Earlier, Haenel determined that Andrew Magee, another vet with a proven track record at the TPC of Scottsdale, needed some help after the longtime Paradise Valley resident ended up No. 145 on the money list. He also doled out exemptions to former Arizona State All-American Chez Reavie and Nationwide Tour graduate Camilo Villegas.

Why would Haenel go to young, unproven players like Reavie and Villegas?
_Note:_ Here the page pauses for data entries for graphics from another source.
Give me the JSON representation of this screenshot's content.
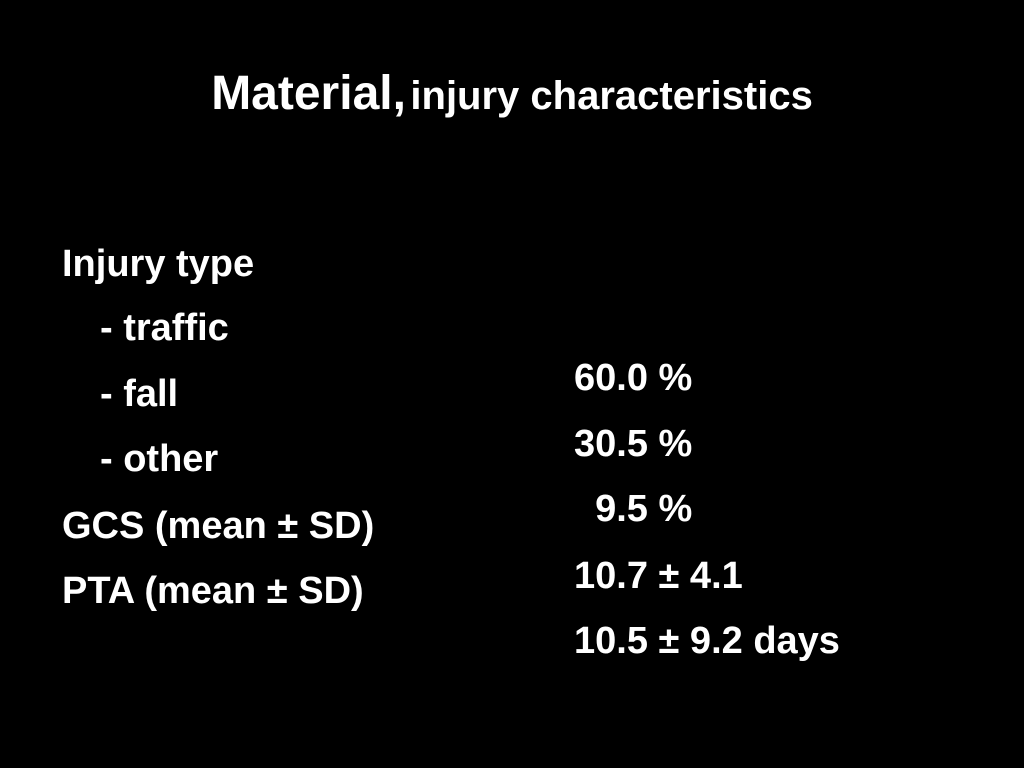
{
  "title": {
    "main": "Material,",
    "sub": "injury characteristics"
  },
  "rows": [
    {
      "label": "Injury type",
      "value": ""
    },
    {
      "label": "- traffic",
      "value": "60.0 %"
    },
    {
      "label": "- fall",
      "value": "30.5 %"
    },
    {
      "label": "- other",
      "value": "  9.5 %"
    },
    {
      "label": "GCS (mean ± SD)",
      "value": "10.7 ± 4.1"
    },
    {
      "label": "PTA (mean ± SD)",
      "value": "10.5 ± 9.2 days"
    }
  ]
}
Because part of the strategy behind awarding exemptions is also about building the future, Haenel explained.

“It’s like last year, when Joey Snyder (III) needed one. (Former tournament chairman) Bryon Carney gave it to him, and Joey went on to have a great season,’’ said Haenel, noting that Snyder finished tied for 11th at the FBR, with the $100,000 he earned propelling him on through the West Coast Swing and into Florida, where he played in several tournaments that he would not have got into without that exemption.
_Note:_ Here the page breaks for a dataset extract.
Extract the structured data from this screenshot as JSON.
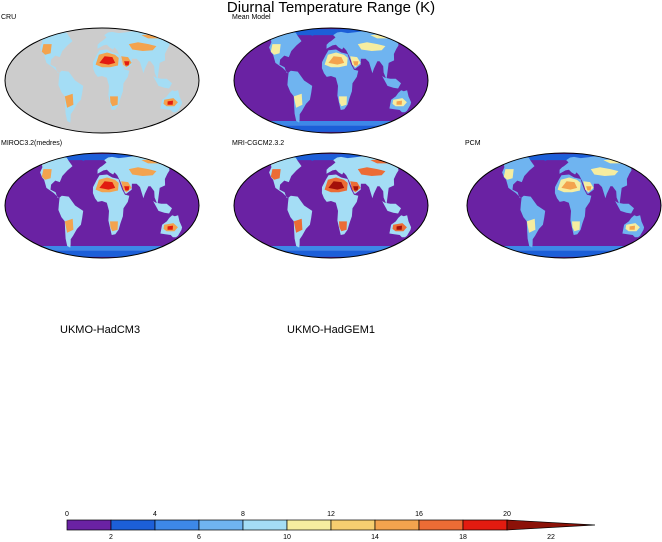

“It’s the same for Chez and Camilo, who are fine young players and persons that we want to help now in hopes that they’ll keep coming back on their own some day,” Haenel said.

Over the years, exemptions from the Thunderbirds have led to long-lasting relationships with players like John Daly, who played in the FBR via the exemption route long before he won the 1991 PGA Championship.
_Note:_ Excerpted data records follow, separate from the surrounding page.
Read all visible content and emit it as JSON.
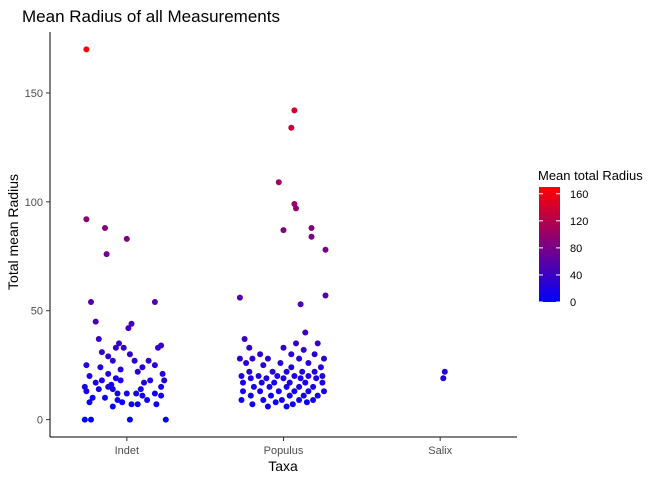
{
  "chart_data": {
    "type": "scatter",
    "title": "Mean Radius of all Measurements",
    "xlabel": "Taxa",
    "ylabel": "Total mean Radius",
    "categories": [
      "Indet",
      "Populus",
      "Salix"
    ],
    "ylim": [
      -8,
      178
    ],
    "yticks": [
      0,
      50,
      100,
      150
    ],
    "grid": false,
    "legend": {
      "title": "Mean total Radius",
      "placement": "right",
      "ticks": [
        0,
        40,
        80,
        120,
        160
      ],
      "range": [
        0,
        170
      ],
      "color_low": "#0000ff",
      "color_high": "#ff0000"
    },
    "points": [
      {
        "x": "Indet",
        "jitter": -0.26,
        "y": 170
      },
      {
        "x": "Indet",
        "jitter": -0.26,
        "y": 92
      },
      {
        "x": "Indet",
        "jitter": -0.14,
        "y": 88
      },
      {
        "x": "Indet",
        "jitter": 0.0,
        "y": 83
      },
      {
        "x": "Indet",
        "jitter": -0.13,
        "y": 76
      },
      {
        "x": "Indet",
        "jitter": -0.23,
        "y": 54
      },
      {
        "x": "Indet",
        "jitter": 0.18,
        "y": 54
      },
      {
        "x": "Indet",
        "jitter": -0.2,
        "y": 45
      },
      {
        "x": "Indet",
        "jitter": 0.03,
        "y": 44
      },
      {
        "x": "Indet",
        "jitter": 0.01,
        "y": 42
      },
      {
        "x": "Indet",
        "jitter": -0.18,
        "y": 37
      },
      {
        "x": "Indet",
        "jitter": -0.05,
        "y": 35
      },
      {
        "x": "Indet",
        "jitter": -0.07,
        "y": 33
      },
      {
        "x": "Indet",
        "jitter": -0.02,
        "y": 33
      },
      {
        "x": "Indet",
        "jitter": 0.22,
        "y": 34
      },
      {
        "x": "Indet",
        "jitter": 0.2,
        "y": 33
      },
      {
        "x": "Indet",
        "jitter": -0.16,
        "y": 31
      },
      {
        "x": "Indet",
        "jitter": -0.12,
        "y": 29
      },
      {
        "x": "Indet",
        "jitter": 0.02,
        "y": 30
      },
      {
        "x": "Indet",
        "jitter": -0.09,
        "y": 27
      },
      {
        "x": "Indet",
        "jitter": 0.05,
        "y": 27
      },
      {
        "x": "Indet",
        "jitter": 0.14,
        "y": 27
      },
      {
        "x": "Indet",
        "jitter": -0.26,
        "y": 25
      },
      {
        "x": "Indet",
        "jitter": -0.17,
        "y": 24
      },
      {
        "x": "Indet",
        "jitter": 0.1,
        "y": 24
      },
      {
        "x": "Indet",
        "jitter": -0.04,
        "y": 23
      },
      {
        "x": "Indet",
        "jitter": 0.18,
        "y": 25
      },
      {
        "x": "Indet",
        "jitter": -0.12,
        "y": 21
      },
      {
        "x": "Indet",
        "jitter": -0.24,
        "y": 20
      },
      {
        "x": "Indet",
        "jitter": 0.07,
        "y": 22
      },
      {
        "x": "Indet",
        "jitter": 0.23,
        "y": 21
      },
      {
        "x": "Indet",
        "jitter": -0.16,
        "y": 18
      },
      {
        "x": "Indet",
        "jitter": -0.07,
        "y": 19
      },
      {
        "x": "Indet",
        "jitter": -0.04,
        "y": 18
      },
      {
        "x": "Indet",
        "jitter": 0.15,
        "y": 18
      },
      {
        "x": "Indet",
        "jitter": 0.24,
        "y": 18
      },
      {
        "x": "Indet",
        "jitter": -0.2,
        "y": 17
      },
      {
        "x": "Indet",
        "jitter": 0.11,
        "y": 17
      },
      {
        "x": "Indet",
        "jitter": -0.27,
        "y": 15
      },
      {
        "x": "Indet",
        "jitter": -0.12,
        "y": 15
      },
      {
        "x": "Indet",
        "jitter": -0.09,
        "y": 14
      },
      {
        "x": "Indet",
        "jitter": 0.09,
        "y": 14
      },
      {
        "x": "Indet",
        "jitter": 0.22,
        "y": 15
      },
      {
        "x": "Indet",
        "jitter": -0.26,
        "y": 13
      },
      {
        "x": "Indet",
        "jitter": -0.06,
        "y": 12
      },
      {
        "x": "Indet",
        "jitter": 0.0,
        "y": 12
      },
      {
        "x": "Indet",
        "jitter": 0.06,
        "y": 12
      },
      {
        "x": "Indet",
        "jitter": 0.18,
        "y": 12
      },
      {
        "x": "Indet",
        "jitter": -0.22,
        "y": 10
      },
      {
        "x": "Indet",
        "jitter": -0.14,
        "y": 10
      },
      {
        "x": "Indet",
        "jitter": -0.06,
        "y": 9
      },
      {
        "x": "Indet",
        "jitter": 0.1,
        "y": 11
      },
      {
        "x": "Indet",
        "jitter": 0.22,
        "y": 11
      },
      {
        "x": "Indet",
        "jitter": -0.24,
        "y": 8
      },
      {
        "x": "Indet",
        "jitter": -0.03,
        "y": 8
      },
      {
        "x": "Indet",
        "jitter": 0.03,
        "y": 7
      },
      {
        "x": "Indet",
        "jitter": 0.07,
        "y": 7
      },
      {
        "x": "Indet",
        "jitter": 0.19,
        "y": 7
      },
      {
        "x": "Indet",
        "jitter": -0.09,
        "y": 6
      },
      {
        "x": "Indet",
        "jitter": -0.18,
        "y": 14
      },
      {
        "x": "Indet",
        "jitter": -0.1,
        "y": 16
      },
      {
        "x": "Indet",
        "jitter": 0.13,
        "y": 9
      },
      {
        "x": "Indet",
        "jitter": -0.27,
        "y": 0
      },
      {
        "x": "Indet",
        "jitter": -0.23,
        "y": 0
      },
      {
        "x": "Indet",
        "jitter": 0.02,
        "y": 0
      },
      {
        "x": "Indet",
        "jitter": 0.25,
        "y": 0
      },
      {
        "x": "Populus",
        "jitter": 0.07,
        "y": 142
      },
      {
        "x": "Populus",
        "jitter": 0.05,
        "y": 134
      },
      {
        "x": "Populus",
        "jitter": -0.03,
        "y": 109
      },
      {
        "x": "Populus",
        "jitter": 0.07,
        "y": 99
      },
      {
        "x": "Populus",
        "jitter": 0.08,
        "y": 97
      },
      {
        "x": "Populus",
        "jitter": 0.18,
        "y": 88
      },
      {
        "x": "Populus",
        "jitter": 0.0,
        "y": 87
      },
      {
        "x": "Populus",
        "jitter": 0.18,
        "y": 84
      },
      {
        "x": "Populus",
        "jitter": 0.27,
        "y": 78
      },
      {
        "x": "Populus",
        "jitter": -0.28,
        "y": 56
      },
      {
        "x": "Populus",
        "jitter": 0.27,
        "y": 57
      },
      {
        "x": "Populus",
        "jitter": 0.11,
        "y": 53
      },
      {
        "x": "Populus",
        "jitter": 0.14,
        "y": 40
      },
      {
        "x": "Populus",
        "jitter": -0.25,
        "y": 37
      },
      {
        "x": "Populus",
        "jitter": 0.08,
        "y": 35
      },
      {
        "x": "Populus",
        "jitter": 0.22,
        "y": 35
      },
      {
        "x": "Populus",
        "jitter": -0.22,
        "y": 33
      },
      {
        "x": "Populus",
        "jitter": 0.0,
        "y": 33
      },
      {
        "x": "Populus",
        "jitter": 0.13,
        "y": 32
      },
      {
        "x": "Populus",
        "jitter": -0.15,
        "y": 30
      },
      {
        "x": "Populus",
        "jitter": 0.05,
        "y": 30
      },
      {
        "x": "Populus",
        "jitter": 0.2,
        "y": 30
      },
      {
        "x": "Populus",
        "jitter": -0.28,
        "y": 28
      },
      {
        "x": "Populus",
        "jitter": -0.2,
        "y": 28
      },
      {
        "x": "Populus",
        "jitter": -0.1,
        "y": 28
      },
      {
        "x": "Populus",
        "jitter": 0.1,
        "y": 28
      },
      {
        "x": "Populus",
        "jitter": 0.26,
        "y": 28
      },
      {
        "x": "Populus",
        "jitter": -0.24,
        "y": 26
      },
      {
        "x": "Populus",
        "jitter": -0.02,
        "y": 26
      },
      {
        "x": "Populus",
        "jitter": 0.16,
        "y": 26
      },
      {
        "x": "Populus",
        "jitter": -0.13,
        "y": 25
      },
      {
        "x": "Populus",
        "jitter": 0.05,
        "y": 24
      },
      {
        "x": "Populus",
        "jitter": 0.24,
        "y": 24
      },
      {
        "x": "Populus",
        "jitter": -0.22,
        "y": 22
      },
      {
        "x": "Populus",
        "jitter": -0.07,
        "y": 22
      },
      {
        "x": "Populus",
        "jitter": 0.02,
        "y": 22
      },
      {
        "x": "Populus",
        "jitter": 0.12,
        "y": 22
      },
      {
        "x": "Populus",
        "jitter": 0.2,
        "y": 22
      },
      {
        "x": "Populus",
        "jitter": -0.27,
        "y": 20
      },
      {
        "x": "Populus",
        "jitter": -0.16,
        "y": 20
      },
      {
        "x": "Populus",
        "jitter": -0.04,
        "y": 20
      },
      {
        "x": "Populus",
        "jitter": 0.07,
        "y": 20
      },
      {
        "x": "Populus",
        "jitter": 0.16,
        "y": 20
      },
      {
        "x": "Populus",
        "jitter": 0.25,
        "y": 20
      },
      {
        "x": "Populus",
        "jitter": -0.21,
        "y": 19
      },
      {
        "x": "Populus",
        "jitter": -0.11,
        "y": 19
      },
      {
        "x": "Populus",
        "jitter": 0.0,
        "y": 19
      },
      {
        "x": "Populus",
        "jitter": 0.11,
        "y": 19
      },
      {
        "x": "Populus",
        "jitter": 0.21,
        "y": 19
      },
      {
        "x": "Populus",
        "jitter": -0.26,
        "y": 17
      },
      {
        "x": "Populus",
        "jitter": -0.14,
        "y": 17
      },
      {
        "x": "Populus",
        "jitter": -0.06,
        "y": 17
      },
      {
        "x": "Populus",
        "jitter": 0.04,
        "y": 17
      },
      {
        "x": "Populus",
        "jitter": 0.14,
        "y": 17
      },
      {
        "x": "Populus",
        "jitter": 0.25,
        "y": 17
      },
      {
        "x": "Populus",
        "jitter": -0.19,
        "y": 15
      },
      {
        "x": "Populus",
        "jitter": -0.09,
        "y": 15
      },
      {
        "x": "Populus",
        "jitter": 0.02,
        "y": 15
      },
      {
        "x": "Populus",
        "jitter": 0.1,
        "y": 15
      },
      {
        "x": "Populus",
        "jitter": 0.19,
        "y": 15
      },
      {
        "x": "Populus",
        "jitter": -0.26,
        "y": 13
      },
      {
        "x": "Populus",
        "jitter": -0.15,
        "y": 13
      },
      {
        "x": "Populus",
        "jitter": -0.03,
        "y": 13
      },
      {
        "x": "Populus",
        "jitter": 0.07,
        "y": 13
      },
      {
        "x": "Populus",
        "jitter": 0.16,
        "y": 13
      },
      {
        "x": "Populus",
        "jitter": 0.26,
        "y": 13
      },
      {
        "x": "Populus",
        "jitter": -0.21,
        "y": 11
      },
      {
        "x": "Populus",
        "jitter": -0.08,
        "y": 11
      },
      {
        "x": "Populus",
        "jitter": 0.04,
        "y": 11
      },
      {
        "x": "Populus",
        "jitter": 0.13,
        "y": 11
      },
      {
        "x": "Populus",
        "jitter": 0.22,
        "y": 11
      },
      {
        "x": "Populus",
        "jitter": -0.27,
        "y": 9
      },
      {
        "x": "Populus",
        "jitter": -0.13,
        "y": 9
      },
      {
        "x": "Populus",
        "jitter": -0.01,
        "y": 9
      },
      {
        "x": "Populus",
        "jitter": 0.1,
        "y": 9
      },
      {
        "x": "Populus",
        "jitter": 0.19,
        "y": 9
      },
      {
        "x": "Populus",
        "jitter": -0.2,
        "y": 7
      },
      {
        "x": "Populus",
        "jitter": -0.05,
        "y": 8
      },
      {
        "x": "Populus",
        "jitter": 0.06,
        "y": 7
      },
      {
        "x": "Populus",
        "jitter": 0.15,
        "y": 8
      },
      {
        "x": "Populus",
        "jitter": -0.1,
        "y": 6
      },
      {
        "x": "Populus",
        "jitter": 0.02,
        "y": 6
      },
      {
        "x": "Salix",
        "jitter": 0.03,
        "y": 22
      },
      {
        "x": "Salix",
        "jitter": 0.02,
        "y": 19
      }
    ]
  }
}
At the same time, other proven players like Scottsdale’s Michael Allen, who had to go back to qualifying school last year, as well as past FBR/Phoenix Open champ Bill Glasson, get passed over. Same with youngsters like Bubba Watson, the long-hitting rookie who created such a stir in Hawaii with his 350-yard bombs.

“I don’t know him, but I hear Michael Allen is an all-world guy, and I would have loved to have the luxury of giving Bubba a spot, especially since he’s already become such a celebrity,’’ Haenel noted.

“I guess the bottom line is, it’s a brutal process, and while you make five guys happy, you end up with another 70 guys who are not.’’

Being a sensitive person with a strong sense of humor, Haenel said he hopes players like Allen, Glasson and Watson can post top-10 finishes in San Diego this week. Or that perhaps Villegas could top-10 and free up an exemption. (The top-10 finishers there will get into the FBR if they’re not already in the field, according to Tour rules).

“Now that the hard part is over, it’s time to start concentrating on having a great tournament,’’ said Haenel, a real estate agent from Paradise Valley who has been going 24/7 for the past six months.

“All I know is this: I’ve got four dogs, five kids and a wife who doesn’t really like me very much these days. At the same time, the field is looking pretty good.’’

Yes it is, thanks to the nonstop efforts — and difficult decisions — made by Mike Haenel and the Thunderbirds.